Having reached Staba, the ship’s crew descended to the shore, planning to stay overnight. According to a report by Pliny the younger uncle was to die there because of the poisonous gases that were floating in the air; suggesting that he always had weak lungs. According to scientists, however, it is unlikely that the gases will reach so far from the crater. A more reasonable cause of death may be a heart attack or a hit of a larger rock. According to Pliny’s first letter to Tacit, the Admiral’s body was found on the second day, without clear injuries.
Victims and destruction
Certainly, the damage caused by the catastrophe was enormous. The cities of Pompeii, Herculaneum and Stabie were completely destroyed and buried under layers of ash and other volcanic material. Residents who did not leave the area on time died on the spot.

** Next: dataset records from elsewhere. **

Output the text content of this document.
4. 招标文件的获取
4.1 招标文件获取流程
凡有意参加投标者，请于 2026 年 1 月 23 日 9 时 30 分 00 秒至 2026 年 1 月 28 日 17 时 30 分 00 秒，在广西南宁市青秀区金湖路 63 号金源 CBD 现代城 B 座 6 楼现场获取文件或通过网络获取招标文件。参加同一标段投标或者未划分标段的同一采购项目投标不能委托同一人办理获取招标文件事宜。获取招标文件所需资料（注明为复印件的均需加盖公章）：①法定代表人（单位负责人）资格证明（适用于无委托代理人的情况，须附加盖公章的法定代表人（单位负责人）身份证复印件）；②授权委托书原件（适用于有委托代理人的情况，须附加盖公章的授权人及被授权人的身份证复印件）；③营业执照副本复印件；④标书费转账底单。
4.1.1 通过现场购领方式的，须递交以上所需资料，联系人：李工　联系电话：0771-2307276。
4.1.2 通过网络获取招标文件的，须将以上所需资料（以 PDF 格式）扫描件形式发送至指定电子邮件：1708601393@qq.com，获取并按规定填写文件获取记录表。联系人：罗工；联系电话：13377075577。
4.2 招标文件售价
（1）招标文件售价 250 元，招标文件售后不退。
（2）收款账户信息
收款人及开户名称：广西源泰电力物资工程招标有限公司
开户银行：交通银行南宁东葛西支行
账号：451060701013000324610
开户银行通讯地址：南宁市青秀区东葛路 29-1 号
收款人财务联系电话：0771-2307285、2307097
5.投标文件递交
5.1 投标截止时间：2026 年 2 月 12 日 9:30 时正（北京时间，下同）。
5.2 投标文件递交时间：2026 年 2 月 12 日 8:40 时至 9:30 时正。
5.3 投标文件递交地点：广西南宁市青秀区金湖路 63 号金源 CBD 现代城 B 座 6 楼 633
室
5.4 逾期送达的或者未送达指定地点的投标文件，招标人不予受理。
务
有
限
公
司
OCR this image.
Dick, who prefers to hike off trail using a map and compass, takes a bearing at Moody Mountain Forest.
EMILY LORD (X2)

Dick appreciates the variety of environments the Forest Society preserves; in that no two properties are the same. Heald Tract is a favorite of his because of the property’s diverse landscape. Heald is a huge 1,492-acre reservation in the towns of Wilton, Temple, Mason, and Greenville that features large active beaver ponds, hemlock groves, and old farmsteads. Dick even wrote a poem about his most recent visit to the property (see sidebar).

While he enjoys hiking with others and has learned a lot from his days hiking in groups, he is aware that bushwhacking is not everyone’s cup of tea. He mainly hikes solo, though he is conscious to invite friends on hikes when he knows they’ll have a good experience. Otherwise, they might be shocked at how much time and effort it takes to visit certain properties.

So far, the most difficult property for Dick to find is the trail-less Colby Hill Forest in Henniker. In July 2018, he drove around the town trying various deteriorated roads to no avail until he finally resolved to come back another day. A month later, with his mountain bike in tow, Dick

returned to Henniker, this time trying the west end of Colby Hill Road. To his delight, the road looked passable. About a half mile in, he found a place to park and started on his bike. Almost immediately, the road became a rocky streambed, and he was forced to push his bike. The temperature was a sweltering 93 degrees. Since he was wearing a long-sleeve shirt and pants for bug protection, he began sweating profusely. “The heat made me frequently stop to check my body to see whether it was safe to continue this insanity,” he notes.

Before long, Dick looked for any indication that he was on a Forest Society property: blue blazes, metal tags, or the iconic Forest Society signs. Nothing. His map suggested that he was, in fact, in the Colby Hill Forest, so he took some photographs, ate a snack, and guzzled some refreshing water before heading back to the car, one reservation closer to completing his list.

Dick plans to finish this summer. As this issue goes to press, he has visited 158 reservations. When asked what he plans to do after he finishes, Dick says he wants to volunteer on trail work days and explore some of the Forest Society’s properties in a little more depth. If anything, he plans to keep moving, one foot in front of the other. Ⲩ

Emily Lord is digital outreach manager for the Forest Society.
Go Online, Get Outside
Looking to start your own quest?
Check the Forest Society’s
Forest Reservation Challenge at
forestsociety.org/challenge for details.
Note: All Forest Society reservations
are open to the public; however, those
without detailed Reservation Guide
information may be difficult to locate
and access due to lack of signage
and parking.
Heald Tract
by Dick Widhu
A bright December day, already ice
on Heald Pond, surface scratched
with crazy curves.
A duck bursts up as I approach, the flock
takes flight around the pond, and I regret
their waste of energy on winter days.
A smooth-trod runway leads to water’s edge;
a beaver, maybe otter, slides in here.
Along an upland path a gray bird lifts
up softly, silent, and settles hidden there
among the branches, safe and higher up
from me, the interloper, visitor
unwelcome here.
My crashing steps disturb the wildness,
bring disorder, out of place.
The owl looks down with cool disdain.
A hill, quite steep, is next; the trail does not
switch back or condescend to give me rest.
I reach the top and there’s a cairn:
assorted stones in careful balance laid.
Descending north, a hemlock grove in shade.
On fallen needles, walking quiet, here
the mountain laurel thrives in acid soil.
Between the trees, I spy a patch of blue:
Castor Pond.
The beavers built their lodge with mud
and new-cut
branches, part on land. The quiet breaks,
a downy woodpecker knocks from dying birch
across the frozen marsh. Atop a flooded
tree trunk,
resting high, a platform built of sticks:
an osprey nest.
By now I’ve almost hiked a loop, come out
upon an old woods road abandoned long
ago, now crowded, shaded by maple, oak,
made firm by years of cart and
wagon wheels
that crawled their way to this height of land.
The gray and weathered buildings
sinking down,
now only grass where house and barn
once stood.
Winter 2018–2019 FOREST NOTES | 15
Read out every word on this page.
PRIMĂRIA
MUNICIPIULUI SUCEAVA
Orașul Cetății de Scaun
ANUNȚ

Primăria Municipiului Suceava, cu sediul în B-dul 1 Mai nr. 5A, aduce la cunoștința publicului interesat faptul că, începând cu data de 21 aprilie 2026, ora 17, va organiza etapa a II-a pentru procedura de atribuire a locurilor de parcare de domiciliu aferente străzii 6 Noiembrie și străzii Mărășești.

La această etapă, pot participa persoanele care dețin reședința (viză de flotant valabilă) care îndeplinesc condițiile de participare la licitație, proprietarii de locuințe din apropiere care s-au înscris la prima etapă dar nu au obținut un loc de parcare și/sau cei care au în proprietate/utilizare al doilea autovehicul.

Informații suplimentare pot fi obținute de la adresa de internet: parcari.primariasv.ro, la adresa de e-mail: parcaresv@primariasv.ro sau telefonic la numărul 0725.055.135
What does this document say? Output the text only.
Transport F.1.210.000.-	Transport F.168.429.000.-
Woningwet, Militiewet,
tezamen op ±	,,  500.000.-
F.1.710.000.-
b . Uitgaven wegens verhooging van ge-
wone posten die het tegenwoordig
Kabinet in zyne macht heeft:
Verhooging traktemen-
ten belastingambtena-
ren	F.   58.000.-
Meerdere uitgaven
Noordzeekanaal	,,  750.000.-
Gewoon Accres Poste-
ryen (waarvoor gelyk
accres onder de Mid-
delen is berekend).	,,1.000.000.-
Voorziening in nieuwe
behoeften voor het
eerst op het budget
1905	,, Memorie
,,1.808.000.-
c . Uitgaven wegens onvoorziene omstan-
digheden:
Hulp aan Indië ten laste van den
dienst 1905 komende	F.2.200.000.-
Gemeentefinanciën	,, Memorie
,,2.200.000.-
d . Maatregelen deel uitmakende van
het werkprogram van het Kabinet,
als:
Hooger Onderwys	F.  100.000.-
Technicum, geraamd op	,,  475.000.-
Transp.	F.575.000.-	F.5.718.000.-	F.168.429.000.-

Apart from Pliny the Elder, another famous victim of the eruption was Agrippa – son of the Jewish princess Drusilla and Antonius Felix. By 2003 in Pompeii and its surroundings 1044 remains or castings of bodies had been found. As it turns out, 38% of the victims probably died due to the collapse of the ceiling, under the weight of eruption rainfall or being hit by falling rocks. The remaining 62% died due to the second phase of the explosion – a pyroclastic avalanche – but largely due to suffocation. The preserved materials, frescoes and skeletons suggest that the inhabitants of Pompeii avoided the impact of a hot wave of ashes. In contrast, the victims in Herculaneum were killed by a strong impact of a hot avalanche, which covered the city under 23 metres of volcanic material. Probably all inhabitants of the city died on the second day of the outbreak of Vesuvius.
In 1980 a discovery was made in Herculaneum, where 332 bodies were discovered under the arched vaults, in the docks. People gathering on the coast probably died from a thermal shock. At the decisive moment there were 3 people per square metre. So far only 85 meters of coastline in Herculaneum have been explored, so more bodies are probably waiting to be discovered.